The AKCRI brings together an international team of scientists from the biological, environmental, and earth sciences to expand our understanding of the phenomena, resources, and ecosystems associated with karst so that these unique subjects may be preserved and protected for future generations.

The Arbuckle Karst Conservancy & Research Institute works closely with the Arbuckle Mountains Grotto of the National Speleological Society for all of its subsurface projects.


Karst is a unique landscape which  is commonly characterized by rocky and weathered limestone outcrops in which subterranean drainage is common. Drainage occurs through features such as sinkholes, fissures, and caves as well as many smaller fractures and surface depressions which are typical of karst landscapes.

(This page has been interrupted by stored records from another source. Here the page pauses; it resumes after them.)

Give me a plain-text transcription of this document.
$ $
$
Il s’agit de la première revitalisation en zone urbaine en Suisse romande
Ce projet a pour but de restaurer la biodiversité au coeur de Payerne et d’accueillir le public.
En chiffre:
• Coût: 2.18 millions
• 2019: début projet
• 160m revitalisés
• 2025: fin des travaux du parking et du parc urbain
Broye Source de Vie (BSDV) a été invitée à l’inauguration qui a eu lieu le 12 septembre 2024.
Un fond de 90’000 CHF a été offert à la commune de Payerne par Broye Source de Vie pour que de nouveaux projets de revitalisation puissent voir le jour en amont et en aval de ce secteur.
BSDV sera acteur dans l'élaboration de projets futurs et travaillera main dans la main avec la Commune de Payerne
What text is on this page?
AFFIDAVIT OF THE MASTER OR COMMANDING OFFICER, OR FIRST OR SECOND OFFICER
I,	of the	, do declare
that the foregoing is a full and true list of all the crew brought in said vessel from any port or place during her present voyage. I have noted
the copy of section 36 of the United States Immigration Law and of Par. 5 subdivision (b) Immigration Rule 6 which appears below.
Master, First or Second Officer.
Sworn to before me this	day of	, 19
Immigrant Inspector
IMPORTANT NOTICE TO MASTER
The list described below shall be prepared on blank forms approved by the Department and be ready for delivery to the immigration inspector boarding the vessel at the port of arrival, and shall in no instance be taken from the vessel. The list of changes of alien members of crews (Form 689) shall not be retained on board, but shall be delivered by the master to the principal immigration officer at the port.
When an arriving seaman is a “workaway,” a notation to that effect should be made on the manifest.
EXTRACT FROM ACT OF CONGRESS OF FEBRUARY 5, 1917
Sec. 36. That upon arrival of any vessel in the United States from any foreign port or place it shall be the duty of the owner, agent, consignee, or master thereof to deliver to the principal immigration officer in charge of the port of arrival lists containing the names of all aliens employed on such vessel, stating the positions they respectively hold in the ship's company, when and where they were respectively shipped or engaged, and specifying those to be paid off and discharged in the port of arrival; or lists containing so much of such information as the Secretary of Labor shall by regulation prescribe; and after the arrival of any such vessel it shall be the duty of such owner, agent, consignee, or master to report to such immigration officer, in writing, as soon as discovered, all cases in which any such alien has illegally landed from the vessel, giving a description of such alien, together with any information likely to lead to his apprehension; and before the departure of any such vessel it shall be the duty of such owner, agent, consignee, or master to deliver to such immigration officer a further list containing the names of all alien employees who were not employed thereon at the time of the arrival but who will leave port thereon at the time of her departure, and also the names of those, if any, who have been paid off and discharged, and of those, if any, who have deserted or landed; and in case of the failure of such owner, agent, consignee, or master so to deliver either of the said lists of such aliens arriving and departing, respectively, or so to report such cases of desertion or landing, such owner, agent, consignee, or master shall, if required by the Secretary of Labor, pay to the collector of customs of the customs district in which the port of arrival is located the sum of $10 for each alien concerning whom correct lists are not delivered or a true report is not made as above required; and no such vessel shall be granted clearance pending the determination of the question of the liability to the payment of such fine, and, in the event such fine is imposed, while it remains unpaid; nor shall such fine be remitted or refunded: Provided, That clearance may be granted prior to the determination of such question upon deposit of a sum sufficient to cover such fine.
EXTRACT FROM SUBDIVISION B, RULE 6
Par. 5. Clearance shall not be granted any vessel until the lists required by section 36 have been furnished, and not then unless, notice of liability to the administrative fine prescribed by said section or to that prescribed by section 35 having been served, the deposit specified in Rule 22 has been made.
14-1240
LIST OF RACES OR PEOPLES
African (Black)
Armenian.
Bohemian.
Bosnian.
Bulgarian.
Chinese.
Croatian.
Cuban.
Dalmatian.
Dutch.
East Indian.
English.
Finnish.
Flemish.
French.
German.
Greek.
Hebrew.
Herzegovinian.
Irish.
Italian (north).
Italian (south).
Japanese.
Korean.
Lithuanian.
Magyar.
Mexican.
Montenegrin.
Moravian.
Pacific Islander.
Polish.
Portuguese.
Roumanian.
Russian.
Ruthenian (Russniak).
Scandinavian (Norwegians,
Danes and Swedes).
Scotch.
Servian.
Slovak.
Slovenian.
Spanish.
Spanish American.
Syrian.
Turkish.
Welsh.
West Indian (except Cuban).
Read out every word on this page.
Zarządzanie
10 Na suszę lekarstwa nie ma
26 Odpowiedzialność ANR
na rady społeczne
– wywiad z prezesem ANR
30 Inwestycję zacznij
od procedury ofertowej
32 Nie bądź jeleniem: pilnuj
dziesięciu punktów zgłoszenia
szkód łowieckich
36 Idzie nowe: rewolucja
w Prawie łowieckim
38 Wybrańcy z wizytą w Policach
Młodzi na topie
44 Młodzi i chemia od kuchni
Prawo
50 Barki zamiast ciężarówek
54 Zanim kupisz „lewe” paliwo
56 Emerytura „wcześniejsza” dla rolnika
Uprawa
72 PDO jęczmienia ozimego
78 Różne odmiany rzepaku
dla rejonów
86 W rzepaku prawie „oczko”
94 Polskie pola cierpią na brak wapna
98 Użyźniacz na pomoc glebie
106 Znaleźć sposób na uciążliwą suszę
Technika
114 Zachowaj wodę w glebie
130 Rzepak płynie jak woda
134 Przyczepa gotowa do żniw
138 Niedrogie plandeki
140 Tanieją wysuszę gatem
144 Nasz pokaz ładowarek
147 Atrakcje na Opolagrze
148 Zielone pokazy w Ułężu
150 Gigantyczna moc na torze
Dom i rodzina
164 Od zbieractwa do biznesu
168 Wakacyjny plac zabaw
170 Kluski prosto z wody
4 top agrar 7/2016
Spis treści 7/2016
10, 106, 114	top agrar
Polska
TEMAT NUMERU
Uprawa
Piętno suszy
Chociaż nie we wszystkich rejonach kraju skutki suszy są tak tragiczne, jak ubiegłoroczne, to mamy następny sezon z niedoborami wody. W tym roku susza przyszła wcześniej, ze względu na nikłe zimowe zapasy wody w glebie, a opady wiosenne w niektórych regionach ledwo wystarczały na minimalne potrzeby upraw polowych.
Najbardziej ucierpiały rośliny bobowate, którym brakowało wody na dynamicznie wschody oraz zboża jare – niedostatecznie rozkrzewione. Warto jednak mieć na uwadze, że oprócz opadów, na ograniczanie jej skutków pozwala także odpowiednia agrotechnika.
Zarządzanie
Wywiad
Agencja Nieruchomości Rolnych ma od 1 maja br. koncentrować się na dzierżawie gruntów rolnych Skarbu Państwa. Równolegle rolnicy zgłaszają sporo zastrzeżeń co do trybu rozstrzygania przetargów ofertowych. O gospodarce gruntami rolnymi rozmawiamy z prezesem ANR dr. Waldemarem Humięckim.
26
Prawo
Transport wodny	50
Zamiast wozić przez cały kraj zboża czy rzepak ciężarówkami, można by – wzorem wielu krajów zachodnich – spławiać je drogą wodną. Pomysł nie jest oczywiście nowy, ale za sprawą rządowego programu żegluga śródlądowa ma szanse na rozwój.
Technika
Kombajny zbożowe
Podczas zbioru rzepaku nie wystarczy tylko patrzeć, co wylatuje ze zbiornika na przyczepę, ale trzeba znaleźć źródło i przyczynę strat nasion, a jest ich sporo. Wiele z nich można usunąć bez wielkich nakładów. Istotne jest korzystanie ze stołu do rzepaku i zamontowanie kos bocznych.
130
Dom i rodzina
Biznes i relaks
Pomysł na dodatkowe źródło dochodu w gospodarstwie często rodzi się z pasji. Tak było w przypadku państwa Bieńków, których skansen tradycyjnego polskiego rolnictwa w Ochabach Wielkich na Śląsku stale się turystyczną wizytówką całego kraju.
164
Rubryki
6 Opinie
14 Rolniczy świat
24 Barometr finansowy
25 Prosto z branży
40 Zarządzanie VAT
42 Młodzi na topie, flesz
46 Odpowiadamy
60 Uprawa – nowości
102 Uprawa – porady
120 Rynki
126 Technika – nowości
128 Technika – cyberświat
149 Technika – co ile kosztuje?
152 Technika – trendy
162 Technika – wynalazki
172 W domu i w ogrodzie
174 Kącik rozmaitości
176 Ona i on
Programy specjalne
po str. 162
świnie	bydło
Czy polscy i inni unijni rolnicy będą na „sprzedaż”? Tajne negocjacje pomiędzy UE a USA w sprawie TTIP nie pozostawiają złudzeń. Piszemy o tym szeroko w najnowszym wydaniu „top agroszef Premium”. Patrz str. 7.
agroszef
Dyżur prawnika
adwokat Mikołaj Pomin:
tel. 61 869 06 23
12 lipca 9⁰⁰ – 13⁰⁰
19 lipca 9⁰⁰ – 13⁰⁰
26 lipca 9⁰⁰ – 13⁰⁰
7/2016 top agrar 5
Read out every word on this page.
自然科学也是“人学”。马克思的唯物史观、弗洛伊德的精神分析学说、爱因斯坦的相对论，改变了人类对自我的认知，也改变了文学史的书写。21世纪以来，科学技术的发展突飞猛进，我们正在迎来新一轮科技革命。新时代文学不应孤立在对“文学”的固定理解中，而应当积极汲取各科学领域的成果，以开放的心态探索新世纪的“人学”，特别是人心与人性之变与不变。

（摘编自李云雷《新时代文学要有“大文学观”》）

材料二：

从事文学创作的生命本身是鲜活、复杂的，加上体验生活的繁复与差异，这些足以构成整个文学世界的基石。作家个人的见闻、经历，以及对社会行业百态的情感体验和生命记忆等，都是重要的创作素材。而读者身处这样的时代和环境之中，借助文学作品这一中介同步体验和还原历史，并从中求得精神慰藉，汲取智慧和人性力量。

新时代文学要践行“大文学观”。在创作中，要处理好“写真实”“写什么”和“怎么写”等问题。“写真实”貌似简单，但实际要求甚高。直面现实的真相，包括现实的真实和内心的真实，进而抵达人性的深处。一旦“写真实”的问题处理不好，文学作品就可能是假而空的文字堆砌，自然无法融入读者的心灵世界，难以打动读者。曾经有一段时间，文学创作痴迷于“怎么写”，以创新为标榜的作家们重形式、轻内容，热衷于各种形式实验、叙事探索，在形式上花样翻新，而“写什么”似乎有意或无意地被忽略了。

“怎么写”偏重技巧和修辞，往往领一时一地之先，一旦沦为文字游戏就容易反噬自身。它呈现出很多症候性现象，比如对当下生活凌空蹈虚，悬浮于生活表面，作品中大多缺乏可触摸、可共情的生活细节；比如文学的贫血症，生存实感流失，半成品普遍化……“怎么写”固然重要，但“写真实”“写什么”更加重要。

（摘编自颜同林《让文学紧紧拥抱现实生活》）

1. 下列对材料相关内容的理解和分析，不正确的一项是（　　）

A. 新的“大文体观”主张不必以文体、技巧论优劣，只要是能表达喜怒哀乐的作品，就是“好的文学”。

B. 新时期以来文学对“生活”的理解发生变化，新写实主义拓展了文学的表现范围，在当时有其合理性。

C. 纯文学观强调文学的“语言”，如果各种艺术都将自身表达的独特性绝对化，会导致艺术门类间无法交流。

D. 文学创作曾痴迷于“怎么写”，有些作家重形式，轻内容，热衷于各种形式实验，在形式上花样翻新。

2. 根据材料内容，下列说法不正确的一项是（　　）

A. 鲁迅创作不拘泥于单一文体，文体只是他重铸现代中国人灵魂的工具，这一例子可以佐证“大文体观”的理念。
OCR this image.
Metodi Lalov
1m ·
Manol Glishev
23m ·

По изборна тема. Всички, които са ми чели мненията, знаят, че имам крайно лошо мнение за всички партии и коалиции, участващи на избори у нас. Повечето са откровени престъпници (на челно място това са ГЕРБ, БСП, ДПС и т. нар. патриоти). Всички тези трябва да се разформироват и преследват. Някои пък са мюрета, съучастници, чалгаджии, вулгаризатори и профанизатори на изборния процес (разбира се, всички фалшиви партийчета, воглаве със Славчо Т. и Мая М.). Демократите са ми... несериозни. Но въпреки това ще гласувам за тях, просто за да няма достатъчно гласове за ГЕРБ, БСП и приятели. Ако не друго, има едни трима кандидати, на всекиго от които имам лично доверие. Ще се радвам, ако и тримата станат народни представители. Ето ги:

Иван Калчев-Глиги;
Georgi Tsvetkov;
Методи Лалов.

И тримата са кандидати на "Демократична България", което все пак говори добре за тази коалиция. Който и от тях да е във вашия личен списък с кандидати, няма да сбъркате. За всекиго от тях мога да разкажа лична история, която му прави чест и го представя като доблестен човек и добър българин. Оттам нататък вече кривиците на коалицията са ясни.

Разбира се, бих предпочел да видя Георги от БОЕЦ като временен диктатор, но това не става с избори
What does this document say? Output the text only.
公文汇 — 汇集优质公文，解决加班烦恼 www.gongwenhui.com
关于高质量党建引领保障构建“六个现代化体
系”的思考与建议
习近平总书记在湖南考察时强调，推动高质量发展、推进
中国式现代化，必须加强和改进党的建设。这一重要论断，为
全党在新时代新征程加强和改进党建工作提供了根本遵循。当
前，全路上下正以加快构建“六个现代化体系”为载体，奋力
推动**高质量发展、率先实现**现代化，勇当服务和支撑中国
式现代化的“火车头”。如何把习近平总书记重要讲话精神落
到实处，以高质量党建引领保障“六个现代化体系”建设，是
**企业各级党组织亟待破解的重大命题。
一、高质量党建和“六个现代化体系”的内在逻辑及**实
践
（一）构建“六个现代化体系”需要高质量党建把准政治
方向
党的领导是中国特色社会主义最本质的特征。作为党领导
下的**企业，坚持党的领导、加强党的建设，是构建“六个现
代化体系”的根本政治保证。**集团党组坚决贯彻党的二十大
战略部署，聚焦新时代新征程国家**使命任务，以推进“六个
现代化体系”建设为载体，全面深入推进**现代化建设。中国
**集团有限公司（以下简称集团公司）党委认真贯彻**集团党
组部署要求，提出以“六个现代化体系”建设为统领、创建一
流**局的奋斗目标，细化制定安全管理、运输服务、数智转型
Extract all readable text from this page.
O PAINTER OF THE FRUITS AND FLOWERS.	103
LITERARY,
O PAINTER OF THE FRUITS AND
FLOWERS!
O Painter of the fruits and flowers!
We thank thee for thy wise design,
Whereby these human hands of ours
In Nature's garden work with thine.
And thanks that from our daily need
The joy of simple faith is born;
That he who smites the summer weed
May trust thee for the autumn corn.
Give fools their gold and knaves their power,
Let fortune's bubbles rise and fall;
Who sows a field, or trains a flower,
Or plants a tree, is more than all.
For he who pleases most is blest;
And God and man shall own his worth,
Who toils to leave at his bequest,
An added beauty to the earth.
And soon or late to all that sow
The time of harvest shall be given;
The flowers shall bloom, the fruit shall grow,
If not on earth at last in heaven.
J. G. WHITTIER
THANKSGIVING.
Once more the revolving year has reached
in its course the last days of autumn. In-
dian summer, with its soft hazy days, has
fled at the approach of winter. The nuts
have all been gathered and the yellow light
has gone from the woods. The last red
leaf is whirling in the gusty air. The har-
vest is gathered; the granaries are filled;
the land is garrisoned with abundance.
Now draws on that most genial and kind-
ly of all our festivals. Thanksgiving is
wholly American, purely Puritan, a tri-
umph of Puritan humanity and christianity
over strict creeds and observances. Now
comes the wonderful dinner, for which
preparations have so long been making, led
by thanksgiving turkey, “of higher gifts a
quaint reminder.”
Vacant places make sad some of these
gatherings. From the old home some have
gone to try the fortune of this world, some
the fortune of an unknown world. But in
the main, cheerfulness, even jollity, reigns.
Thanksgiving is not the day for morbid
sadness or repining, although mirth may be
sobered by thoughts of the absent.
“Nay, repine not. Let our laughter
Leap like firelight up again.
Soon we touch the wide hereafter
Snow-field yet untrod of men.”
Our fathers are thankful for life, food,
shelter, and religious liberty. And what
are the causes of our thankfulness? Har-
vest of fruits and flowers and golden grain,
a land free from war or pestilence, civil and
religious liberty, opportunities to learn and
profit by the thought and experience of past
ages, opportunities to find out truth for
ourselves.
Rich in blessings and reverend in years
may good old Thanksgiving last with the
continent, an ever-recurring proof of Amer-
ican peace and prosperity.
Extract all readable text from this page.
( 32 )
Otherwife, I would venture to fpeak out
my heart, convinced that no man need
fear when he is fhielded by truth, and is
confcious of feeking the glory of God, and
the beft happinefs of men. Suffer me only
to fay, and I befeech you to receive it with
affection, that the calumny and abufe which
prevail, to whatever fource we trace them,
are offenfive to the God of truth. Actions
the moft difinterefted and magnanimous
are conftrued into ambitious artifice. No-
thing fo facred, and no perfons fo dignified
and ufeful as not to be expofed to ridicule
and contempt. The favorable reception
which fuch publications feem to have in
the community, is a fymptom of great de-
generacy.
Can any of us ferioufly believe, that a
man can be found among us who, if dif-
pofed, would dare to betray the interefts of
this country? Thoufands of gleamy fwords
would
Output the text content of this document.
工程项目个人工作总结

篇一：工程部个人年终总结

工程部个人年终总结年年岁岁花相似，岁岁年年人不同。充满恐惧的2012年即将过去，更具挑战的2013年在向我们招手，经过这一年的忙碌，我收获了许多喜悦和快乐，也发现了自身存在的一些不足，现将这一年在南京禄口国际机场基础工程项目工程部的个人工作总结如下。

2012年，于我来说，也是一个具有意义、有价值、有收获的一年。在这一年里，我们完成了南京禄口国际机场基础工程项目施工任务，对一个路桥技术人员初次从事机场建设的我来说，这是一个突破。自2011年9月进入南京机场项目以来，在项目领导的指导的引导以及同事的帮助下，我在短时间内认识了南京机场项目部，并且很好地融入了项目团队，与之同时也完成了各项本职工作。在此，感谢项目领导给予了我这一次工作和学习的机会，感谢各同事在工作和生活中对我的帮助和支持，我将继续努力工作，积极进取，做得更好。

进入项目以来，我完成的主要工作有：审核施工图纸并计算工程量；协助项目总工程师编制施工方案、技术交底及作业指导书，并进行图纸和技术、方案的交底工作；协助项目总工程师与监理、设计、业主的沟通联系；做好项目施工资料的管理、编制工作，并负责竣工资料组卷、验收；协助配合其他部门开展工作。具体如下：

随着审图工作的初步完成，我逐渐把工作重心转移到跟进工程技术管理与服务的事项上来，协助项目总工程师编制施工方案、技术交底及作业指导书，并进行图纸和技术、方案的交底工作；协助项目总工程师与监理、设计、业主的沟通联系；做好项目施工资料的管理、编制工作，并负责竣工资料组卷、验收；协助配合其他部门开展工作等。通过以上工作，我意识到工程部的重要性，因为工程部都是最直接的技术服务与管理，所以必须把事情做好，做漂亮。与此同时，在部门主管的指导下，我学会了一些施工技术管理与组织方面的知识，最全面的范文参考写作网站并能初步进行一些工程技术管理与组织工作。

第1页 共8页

Overtime, dissolution of the soluble host rock enlarges the aperture of partings and fractures which may develop into cave passages which help transport and store water in the subsurface. When a rock formation is capable of yielding a sufficient volume of water to sustain a population of people using water wells or spring capture, we call the formation an aquifer.

Karst aquifers are often extremely complex and movement of water in the subsurface can be rapid and unpredictable making it extremely challenging to understand. Karst aquifers contain unique ecosystems with strange organisms, some of which have evolved in isolation and in total darkness. These organisms are often useful in determining the health of the aquifer.